Matthäus Merian d.Ä., Titelblatt für Musaeum hermeticum, Frankfurt: Lucas Jennis 1625, UB Frankfurt, Sign. 8° P 194.6013 und (erweiterte Ausgabe Musaeum hermeticum reformatum et amplificatum, aureus tractatus de philosophorum lapide, Frankfurt: Hermann Sande 1677, UB Frankfurt, Sign. 8° P 194.6014)

Das Musaeum hermeticum ist, wie der Titel schon verheißt, eine Kompilation alchemistisch-hermetischer Texte und ist unter anderem mit den Illustrationen von Matthäus Merians d.Ä. ausgestattet. Vermutlich erteilte Lucas Jennis Michael Maier den Auftrag, diese Zusammenstellung von insgesamt neun Traktaten zu realisieren.[1] In jüngerer Zeit wird Maiers Tätigkeit als Herausgeber der Graf Johann Theodor von Löwenstein gewidmeten Publikation jedoch in Frage gestellt.[2]

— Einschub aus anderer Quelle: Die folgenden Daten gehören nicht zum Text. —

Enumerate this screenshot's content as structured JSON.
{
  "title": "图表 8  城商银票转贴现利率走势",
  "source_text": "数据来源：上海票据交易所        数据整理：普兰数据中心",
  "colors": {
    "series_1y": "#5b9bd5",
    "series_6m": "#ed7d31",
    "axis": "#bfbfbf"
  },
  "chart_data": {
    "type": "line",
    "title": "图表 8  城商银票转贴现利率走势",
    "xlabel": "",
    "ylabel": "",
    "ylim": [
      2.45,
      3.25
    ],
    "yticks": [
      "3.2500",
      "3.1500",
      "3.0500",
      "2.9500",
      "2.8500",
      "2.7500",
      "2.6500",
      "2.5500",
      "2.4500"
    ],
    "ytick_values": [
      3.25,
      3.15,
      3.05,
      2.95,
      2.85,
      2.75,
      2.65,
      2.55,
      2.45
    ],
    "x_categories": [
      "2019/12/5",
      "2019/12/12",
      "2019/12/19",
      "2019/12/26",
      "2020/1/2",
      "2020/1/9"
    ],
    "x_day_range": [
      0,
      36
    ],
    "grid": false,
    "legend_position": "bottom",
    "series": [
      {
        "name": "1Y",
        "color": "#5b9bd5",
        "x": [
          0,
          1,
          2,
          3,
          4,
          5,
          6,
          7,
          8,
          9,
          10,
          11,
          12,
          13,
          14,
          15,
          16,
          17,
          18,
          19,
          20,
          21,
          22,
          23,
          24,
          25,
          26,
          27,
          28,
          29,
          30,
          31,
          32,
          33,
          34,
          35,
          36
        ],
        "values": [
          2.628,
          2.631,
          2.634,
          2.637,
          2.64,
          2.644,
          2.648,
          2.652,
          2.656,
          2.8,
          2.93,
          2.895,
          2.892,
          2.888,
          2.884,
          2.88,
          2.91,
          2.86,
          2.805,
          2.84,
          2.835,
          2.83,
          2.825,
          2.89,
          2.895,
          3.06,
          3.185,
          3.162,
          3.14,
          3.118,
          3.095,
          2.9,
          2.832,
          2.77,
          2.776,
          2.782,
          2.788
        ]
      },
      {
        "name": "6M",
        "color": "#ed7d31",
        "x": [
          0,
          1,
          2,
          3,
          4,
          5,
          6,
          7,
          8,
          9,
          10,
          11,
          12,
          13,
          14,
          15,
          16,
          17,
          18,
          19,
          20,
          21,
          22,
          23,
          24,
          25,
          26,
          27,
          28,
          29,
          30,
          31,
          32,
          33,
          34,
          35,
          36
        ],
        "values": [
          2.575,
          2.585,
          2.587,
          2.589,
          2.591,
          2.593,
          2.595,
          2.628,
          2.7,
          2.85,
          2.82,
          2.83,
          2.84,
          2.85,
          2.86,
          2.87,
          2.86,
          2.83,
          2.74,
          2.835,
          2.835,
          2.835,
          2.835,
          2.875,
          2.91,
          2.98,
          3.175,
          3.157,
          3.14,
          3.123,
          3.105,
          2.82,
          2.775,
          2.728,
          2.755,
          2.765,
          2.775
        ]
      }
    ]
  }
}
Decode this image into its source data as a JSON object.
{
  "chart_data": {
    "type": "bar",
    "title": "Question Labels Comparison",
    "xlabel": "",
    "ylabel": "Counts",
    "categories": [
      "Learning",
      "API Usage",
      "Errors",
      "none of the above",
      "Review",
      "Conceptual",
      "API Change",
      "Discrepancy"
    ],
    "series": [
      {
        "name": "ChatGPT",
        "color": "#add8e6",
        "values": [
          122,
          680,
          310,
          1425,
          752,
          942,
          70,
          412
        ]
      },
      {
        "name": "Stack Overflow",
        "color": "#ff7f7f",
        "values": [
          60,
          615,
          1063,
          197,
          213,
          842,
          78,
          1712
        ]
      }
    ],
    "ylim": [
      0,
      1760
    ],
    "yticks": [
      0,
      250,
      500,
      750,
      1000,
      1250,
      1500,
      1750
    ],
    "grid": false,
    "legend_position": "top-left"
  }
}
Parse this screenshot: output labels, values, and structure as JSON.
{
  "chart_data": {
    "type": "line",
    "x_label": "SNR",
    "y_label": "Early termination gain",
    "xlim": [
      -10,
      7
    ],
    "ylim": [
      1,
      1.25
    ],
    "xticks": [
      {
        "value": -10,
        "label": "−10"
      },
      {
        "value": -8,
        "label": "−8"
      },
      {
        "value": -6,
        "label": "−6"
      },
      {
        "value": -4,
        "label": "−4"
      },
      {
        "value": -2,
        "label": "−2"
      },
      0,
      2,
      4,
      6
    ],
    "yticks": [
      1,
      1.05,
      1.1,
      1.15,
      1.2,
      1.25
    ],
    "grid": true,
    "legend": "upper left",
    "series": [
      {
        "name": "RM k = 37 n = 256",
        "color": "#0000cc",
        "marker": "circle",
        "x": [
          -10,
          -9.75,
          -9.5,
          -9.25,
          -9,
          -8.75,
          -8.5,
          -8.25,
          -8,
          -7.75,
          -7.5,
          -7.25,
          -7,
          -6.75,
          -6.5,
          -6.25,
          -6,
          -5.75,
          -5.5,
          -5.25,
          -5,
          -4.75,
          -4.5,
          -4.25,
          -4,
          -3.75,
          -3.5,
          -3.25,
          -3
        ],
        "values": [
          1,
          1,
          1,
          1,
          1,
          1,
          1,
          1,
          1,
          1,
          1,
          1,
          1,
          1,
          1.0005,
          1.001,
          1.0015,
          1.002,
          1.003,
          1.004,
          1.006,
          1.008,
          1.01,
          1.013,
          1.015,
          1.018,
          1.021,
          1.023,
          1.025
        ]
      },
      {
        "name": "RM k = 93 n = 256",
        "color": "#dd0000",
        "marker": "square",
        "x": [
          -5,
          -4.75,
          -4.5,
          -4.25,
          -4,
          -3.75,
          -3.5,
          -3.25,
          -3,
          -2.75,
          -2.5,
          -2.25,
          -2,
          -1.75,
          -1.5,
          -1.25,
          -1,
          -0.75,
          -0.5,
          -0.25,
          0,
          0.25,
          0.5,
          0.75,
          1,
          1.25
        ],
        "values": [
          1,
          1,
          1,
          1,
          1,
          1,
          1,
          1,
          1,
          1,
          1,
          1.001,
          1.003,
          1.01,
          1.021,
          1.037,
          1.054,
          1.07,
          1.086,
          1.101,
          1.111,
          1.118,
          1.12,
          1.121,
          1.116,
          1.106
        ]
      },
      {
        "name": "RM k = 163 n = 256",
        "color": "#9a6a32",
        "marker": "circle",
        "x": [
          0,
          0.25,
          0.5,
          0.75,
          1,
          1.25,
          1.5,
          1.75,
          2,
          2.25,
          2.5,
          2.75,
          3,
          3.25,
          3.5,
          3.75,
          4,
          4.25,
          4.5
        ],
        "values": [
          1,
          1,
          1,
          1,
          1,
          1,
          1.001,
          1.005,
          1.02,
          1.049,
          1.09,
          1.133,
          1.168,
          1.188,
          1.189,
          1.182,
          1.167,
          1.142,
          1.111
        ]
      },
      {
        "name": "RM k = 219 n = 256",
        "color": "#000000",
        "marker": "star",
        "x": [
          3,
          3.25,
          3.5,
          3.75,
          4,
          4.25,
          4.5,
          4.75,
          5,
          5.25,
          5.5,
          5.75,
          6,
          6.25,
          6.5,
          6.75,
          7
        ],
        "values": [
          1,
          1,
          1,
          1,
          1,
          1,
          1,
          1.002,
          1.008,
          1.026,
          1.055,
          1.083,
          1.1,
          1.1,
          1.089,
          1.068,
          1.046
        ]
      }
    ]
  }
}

Um ein hochrechteckiges Titelfeld sind im üblichen Rahmenschema Personifikationen, mythologische Figuren und zwei narrative Szenen in quer- und hochovalen Medaillons platziert. In der rechten unteren Ecke des Titelblattes ist die Signatur Matthäus Merian d.Ä. eingetragen. Um Sol, oder nach mythoalchemischer Lesart Apollon, sind die neun Musen mit ihren Instrumenten in freier Landschaft, oben im mittleren Queroval, gruppiert dargestellt. Der Gott mit umstrahltem Haupt spielt auf einer Rasenerhebung thronend seine Lyra (Leier). Dies ist ein Bild der Harmonie, welche durch die Vollendung des alchemistischen Prozesses erreicht wird. Krieg und Frieden, Chaos und Harmonie sind grundlegende Metaphern in der Beschreibung alchemistischer Vorgänge und charakterisieren zudem bezüglich des philosophischen Aspekts der Alchemie die geistige Wandlung des Alchemikers.[3] Der Zweck dieser sich wiederholenden Konflikte und Vereinigungen ist die Wandlung und Läuterung der Materie, bzw. des Geistes, bis mit dem vollendeten Stein der Weisen ein Zustand der vollkommenen Harmonie erreicht ist. Merian unterstreicht hier die tragende Rolle der Musik für die Erzeugung der Harmonie. Auffällig ist die im Vordergrund abgelegte, damit im Vergleich zu den anderen Instrumenten hervorgehobene Laute, deren Besitzerin im typischen Gestus des Melancholikers der Musik Apollons lauscht.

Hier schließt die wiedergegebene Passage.